To get more fined grained behaviour, such as controlling which fields are indexed, the user can
also use a SymbolPredicateUnfier
helper function. The symbol predicate unifer can then be
passed to the unify function instead of a list of predicates.
from clingo import Function, String
from clorm import Predicate, ConstantStr, unify
spu = SymbolPredicateUnifier()
class Person(Predicate):
name: str
address: str
class Person(Predicate):
id: ConstantStr
address: str
good_raw = Function("person", [String("Dave"),String("UNSW")])
bad_raw = Function("nonperson", [])
fb = unify(spu, [bad_raw, good_raw])
assert list(fb) == [Person(name="Dave", address="UNSW")]

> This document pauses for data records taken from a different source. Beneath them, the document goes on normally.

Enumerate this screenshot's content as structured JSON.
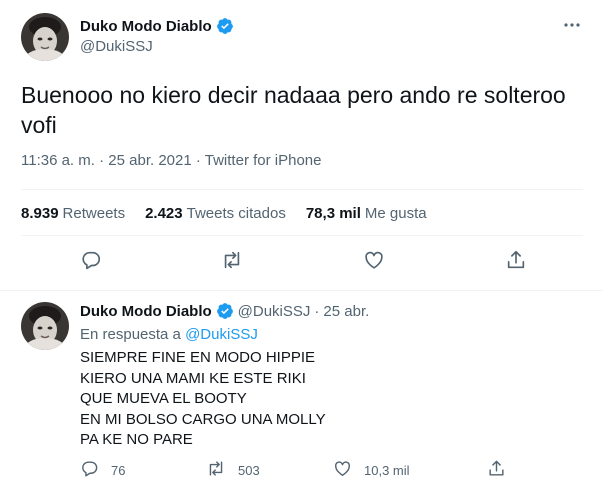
{
  "colors": {
    "accent": "#1d9bf0",
    "muted": "#536471",
    "text": "#0f1419",
    "border": "#eff3f4"
  },
  "main_tweet": {
    "display_name": "Duko Modo Diablo",
    "handle": "@DukiSSJ",
    "text": "Buenooo no kiero decir nadaaa pero ando re solteroo vofi",
    "time": "11:36 a. m.",
    "date": "25 abr. 2021",
    "source": "Twitter for iPhone",
    "stats": {
      "retweets_count": "8.939",
      "retweets_label": "Retweets",
      "quotes_count": "2.423",
      "quotes_label": "Tweets citados",
      "likes_count": "78,3 mil",
      "likes_label": "Me gusta"
    },
    "icons": [
      "reply-icon",
      "retweet-icon",
      "like-icon",
      "share-icon"
    ]
  },
  "reply_tweet": {
    "display_name": "Duko Modo Diablo",
    "handle": "@DukiSSJ",
    "time": "25 abr.",
    "reply_prefix": "En respuesta a",
    "reply_to": "@DukiSSJ",
    "lines": [
      "SIEMPRE FINE EN MODO HIPPIE",
      "KIERO UNA MAMI KE ESTE RIKI",
      "QUE MUEVA EL BOOTY",
      "EN MI BOLSO CARGO UNA MOLLY",
      "PA KE NO PARE"
    ],
    "counts": {
      "replies": "76",
      "retweets": "503",
      "likes": "10,3 mil"
    }
  }
}
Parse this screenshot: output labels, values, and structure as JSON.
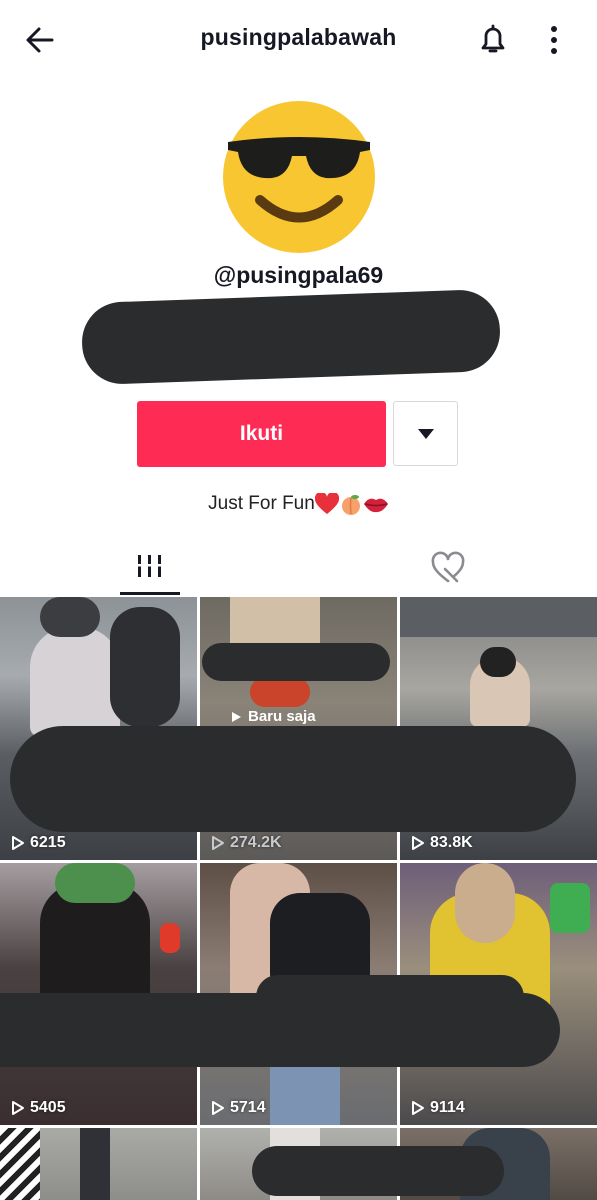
{
  "header": {
    "title": "pusingpalabawah",
    "back_icon": "arrow-left-icon",
    "bell_icon": "bell-icon",
    "more_icon": "more-vertical-icon"
  },
  "profile": {
    "avatar": "sunglasses-smiley-icon",
    "handle": "@pusingpala69",
    "follow_label": "Ikuti",
    "bio": "Just For Fun",
    "bio_emojis": [
      "heart-icon",
      "peach-icon",
      "lips-icon"
    ],
    "accent_color": "#fe2c55"
  },
  "tabs": [
    {
      "icon": "grid-icon",
      "active": true
    },
    {
      "icon": "liked-hidden-icon",
      "active": false
    }
  ],
  "videos": [
    {
      "views": "6215"
    },
    {
      "views": "274.2K",
      "badge": "Baru saja"
    },
    {
      "views": "83.8K"
    },
    {
      "views": "5405"
    },
    {
      "views": "5714"
    },
    {
      "views": "9114"
    },
    {
      "views": ""
    },
    {
      "views": ""
    },
    {
      "views": ""
    }
  ]
}
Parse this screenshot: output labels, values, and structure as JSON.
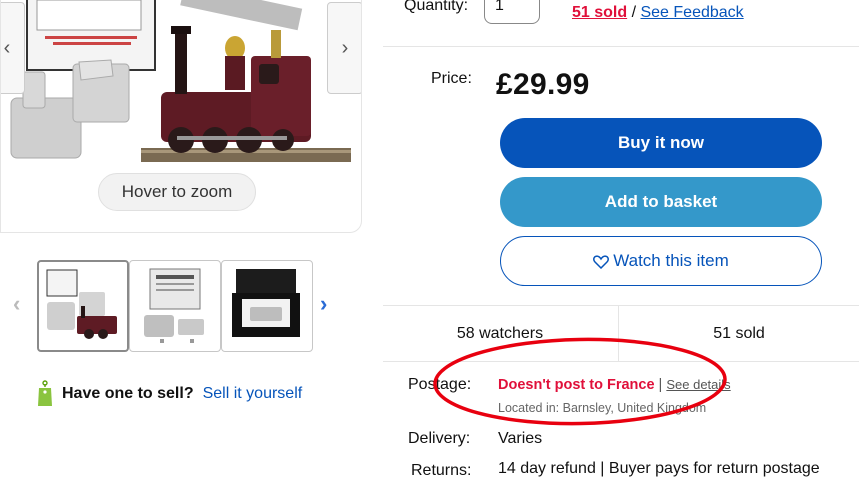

assert len(fb.indexes) == 0
This function has two other useful features. Firtly, the option raise_on_empty=True
will
throw an error if no clingo symbols unify with the registered predicates, which can be useful
for debugging purposes.
The final option is the delayed_init=True
option that allow for a delayed initialisation of
the FactBase
. What this means is that the symbols are only processed (i.e., they are not
unified agaist the predicates to generate facts) when the FactBase
object is actually used.
This is also useful because there are cases where a fact base object is never actually used and
is simply discarded. In particular this can happen when the ASP solver generates models as part
of the on_model()
callback function. If applications only cares about an optimal model or
there is a timeout being applied then only the last model generated will actually be processed
and all the earlier models may be discarded (see Integration with the Solver).